Keywords: Jupyter Notebook | Python Modules | %run Command
Abstract: This article provides an in-depth exploration of various methods to execute external Python files within Jupyter Notebook, focusing on the %run command's -i parameter and its limitations. By comparing direct execution with modular import approaches, it details proper namespace sharing and introduces the autoreload extension for live reloading. Complete code examples and best practices are included to help build cleaner, maintainable code structures.
Problem Background and Core Challenge
Jupyter Notebook is widely favored in data science and machine learning workflows for its interactivity. However, as codebases grow, moving logic to external .py files becomes necessary. A common issue users face is that executing via %run script.py does not recognize variables or imported libraries from the Notebook, as %run defaults to a new, isolated namespace.
Basic Solution: Using the -i Parameter with %run
IPython's %run magic command offers the -i option, which runs the external file in the current interactive namespace. This allows the file to access all defined variables, functions, and imported modules in the Notebook.
%run -i script.py
This method is straightforward and suitable for rapid testing and prototyping.
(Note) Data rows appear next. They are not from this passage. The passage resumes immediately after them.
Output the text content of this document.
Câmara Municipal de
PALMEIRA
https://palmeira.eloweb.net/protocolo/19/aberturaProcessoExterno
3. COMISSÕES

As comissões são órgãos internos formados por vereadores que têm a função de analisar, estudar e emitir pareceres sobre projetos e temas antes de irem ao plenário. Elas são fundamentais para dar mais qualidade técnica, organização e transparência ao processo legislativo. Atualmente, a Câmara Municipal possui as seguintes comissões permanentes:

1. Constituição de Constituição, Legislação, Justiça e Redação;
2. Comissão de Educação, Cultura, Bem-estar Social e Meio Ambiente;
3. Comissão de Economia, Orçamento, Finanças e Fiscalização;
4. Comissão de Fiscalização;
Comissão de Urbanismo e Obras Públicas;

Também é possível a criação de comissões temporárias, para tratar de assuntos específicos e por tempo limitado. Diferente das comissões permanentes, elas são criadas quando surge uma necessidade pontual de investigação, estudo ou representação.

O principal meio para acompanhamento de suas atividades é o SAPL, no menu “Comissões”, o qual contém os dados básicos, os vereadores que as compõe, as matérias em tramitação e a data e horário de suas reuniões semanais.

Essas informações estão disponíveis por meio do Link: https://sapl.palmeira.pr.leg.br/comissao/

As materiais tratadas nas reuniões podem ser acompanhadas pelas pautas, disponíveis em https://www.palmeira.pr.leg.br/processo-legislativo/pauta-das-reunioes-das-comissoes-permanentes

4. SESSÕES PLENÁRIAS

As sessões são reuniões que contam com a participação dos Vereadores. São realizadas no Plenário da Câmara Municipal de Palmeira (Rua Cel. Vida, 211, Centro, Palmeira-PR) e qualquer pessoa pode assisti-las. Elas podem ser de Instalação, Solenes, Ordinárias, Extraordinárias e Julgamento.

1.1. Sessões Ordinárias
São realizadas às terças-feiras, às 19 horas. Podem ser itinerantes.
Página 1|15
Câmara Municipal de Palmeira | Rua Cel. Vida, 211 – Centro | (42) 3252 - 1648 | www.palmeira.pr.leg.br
For instance, after defining variable x and function f in the Notebook, script.py can directly use these objects for plotting.
Modular Design: A More Pythonic Alternative
While %run -i resolves namespace issues, it can obscure dependencies, reducing code readability and maintainability. A more elegant approach is to design the external file as a module, explicitly passing dependencies via function parameters.
Refactoring into a Reusable Module
Refactor script.py to include clear interfaces:
import matplotlib.pyplot as plt
def plot_function(func, x_values):
"""
Plot the given function over specified x values.
Parameters:
func: Callable function that takes x and returns y
x_values: Array of x-axis values
"""
plt.plot(x_values, func(x_values))
plt.xlabel("Eje $x$", fontsize=16)
plt.ylabel("$f(x)$", fontsize=16)
plt.title("Función $f(x)$")
plt.show()
Importing and Using in Notebook
Import the module and call the function in Jupyter Notebook:
import numpy as np
import script
def f(x):
return np.exp(-x ** 2)
x = np.linspace(-1, 3, 100)
script.plot_function(f, x)
Dynamic Module Reloading with Autoreload
When frequently modifying modules during development, the autoreload extension automatically reloads changes without restarting the kernel.
%load_ext autoreload
%autoreload 1
%aimport script
Once configured, any changes to script.py take effect on the next call, maintaining a seamless development workflow.
Comparison and Best Practices
Direct Execution (%run -i): Ideal for quick experiments but not recommended for long-term projects due to hidden dependencies.
Modular Approach: Enhances testability, reusability, and clarity, making it the preferred choice for production environments.
Selection should be based on project phase and team standards: use %run -i for prototyping and modular design for complex projects.
Additional Execution Methods
Using system commands: !python script.py, but this also faces namespace isolation and lacks IPython's interactive features.
Conclusion
By effectively using %run -i or adopting a modular architecture, large codebases can be efficiently managed in Jupyter Notebook. The modular method, though requiring more upfront design, offers significant benefits for long-term maintenance and collaboration.